Que voulez-vous dire en dénonçant la «construction du ras-le-bol fiscal» ?

Je veux dire qu'en toute évidence, ce sentiment a été fabriqué : consciemment par certains, idéologiquement hostiles à l'impôt; inconsciemment par d'autres qui, manquant de compétences ou de sens critique, ont relayé une information qui leur semblait sérieuse et partagée par tous. Il s'est produit un effet d'entraînement déjà observé dans le passé. Par exemple lors du débat sur la carte scolaire : du jour au lendemain, tout le monde s'est retrouvé opposé à ce système qui avait pourtant ses avantages. 

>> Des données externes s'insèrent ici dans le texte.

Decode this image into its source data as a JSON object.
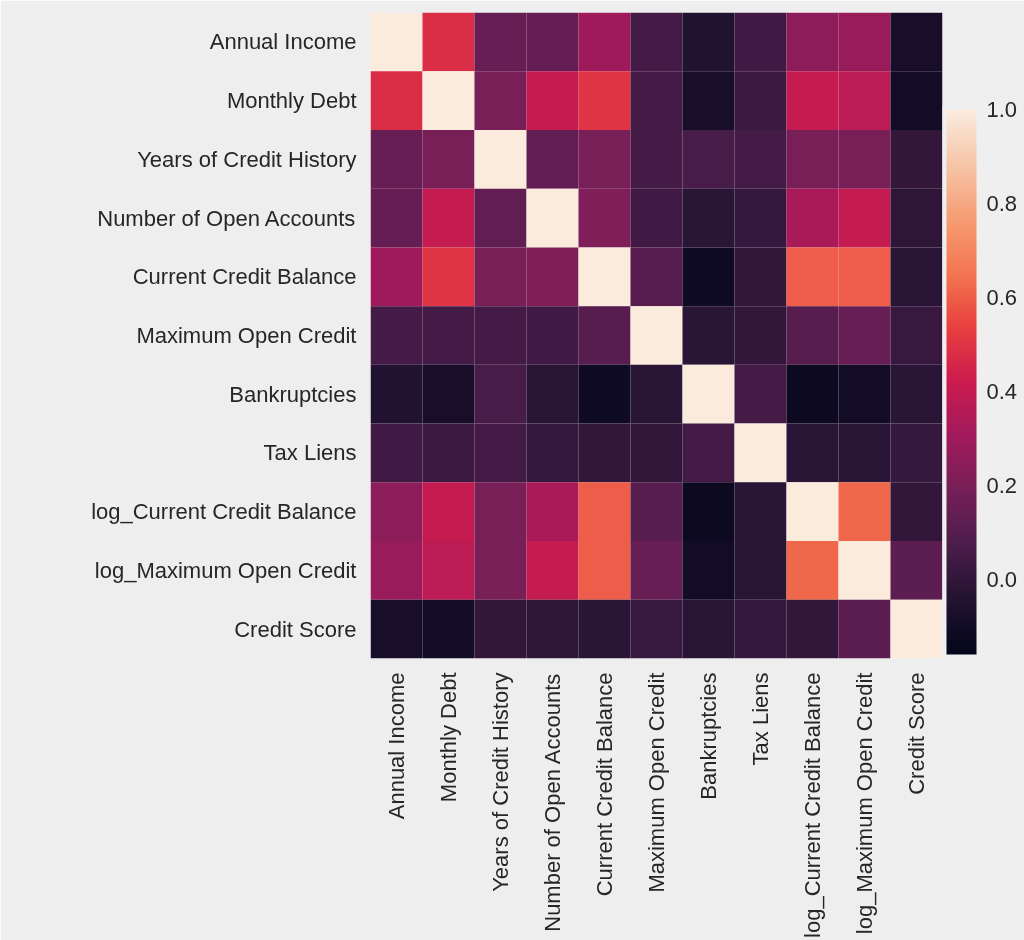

L'expression a pourtant été lancée par le ministre de l'Economie lui-même...
Depuis la fin des années 1980, il y a au Parti socialiste une espèce de schizophrénie quant aux impôts, avec d'un côté un discours sur l'importance de la réforme fiscale, et de l'autre l'idée qu'il ne faut pas faire payer les gens davantage. François Mitterrand lui-même déplorait le niveau des prélèvements obligatoires dans sa Lettre aux Français de 1988.
Que révèle la comparaison des taux de prélèvements entre la France et ses voisins ? 
Il faut d'abord dénoncer un artifice. Quand on parle d'impôts, la plupart des gens pensent d'abord à l'impôt sur le revenu. Or, les recettes de celui-ci ne représentent en France que 7,3% du PIB, contre 8,8% en Allemagne et 10% au Royaume-Uni. Les commentateurs entretiennent pourtant la confusion en mentionnant un autre indicateur, le taux de l'ensemble des prélèvements obligatoires (TVA, cotisations, etc.), qui était lui de 42,9% en 2010 selon l'OCDE - au passage, c'est moins que le Danemark, la Suède ou la Belgique. 
De toute façon, même ce dernier indicateur n'a pas de sens. Il mesure la tendance d'un pays à répondre à ses besoins de manière privée ou de manière collective. Il compare donc des services rendus très différents selon les pays. Les Anglais payent moins d'impôts, mais doivent dépenser plus pour l'éducation de leurs enfants. Nous cotisons plus pour notre système de retraite par répartition. Avec un système par capitalisation, nous payerions des fonds de pension à la place : en serions-nous plus heureux ?
En clair, ce n'est qu'une question de tuyauterie. La plupart des sommes prélevées finissent par revenir à la population. Le montant d'un RSA sera rendu au circuit économique de proximité; une niche fiscale n'alimentera que l'épargne de ceux qui en profitent. 
Est-il illégitime de se plaindre du niveau de prélèvements ? 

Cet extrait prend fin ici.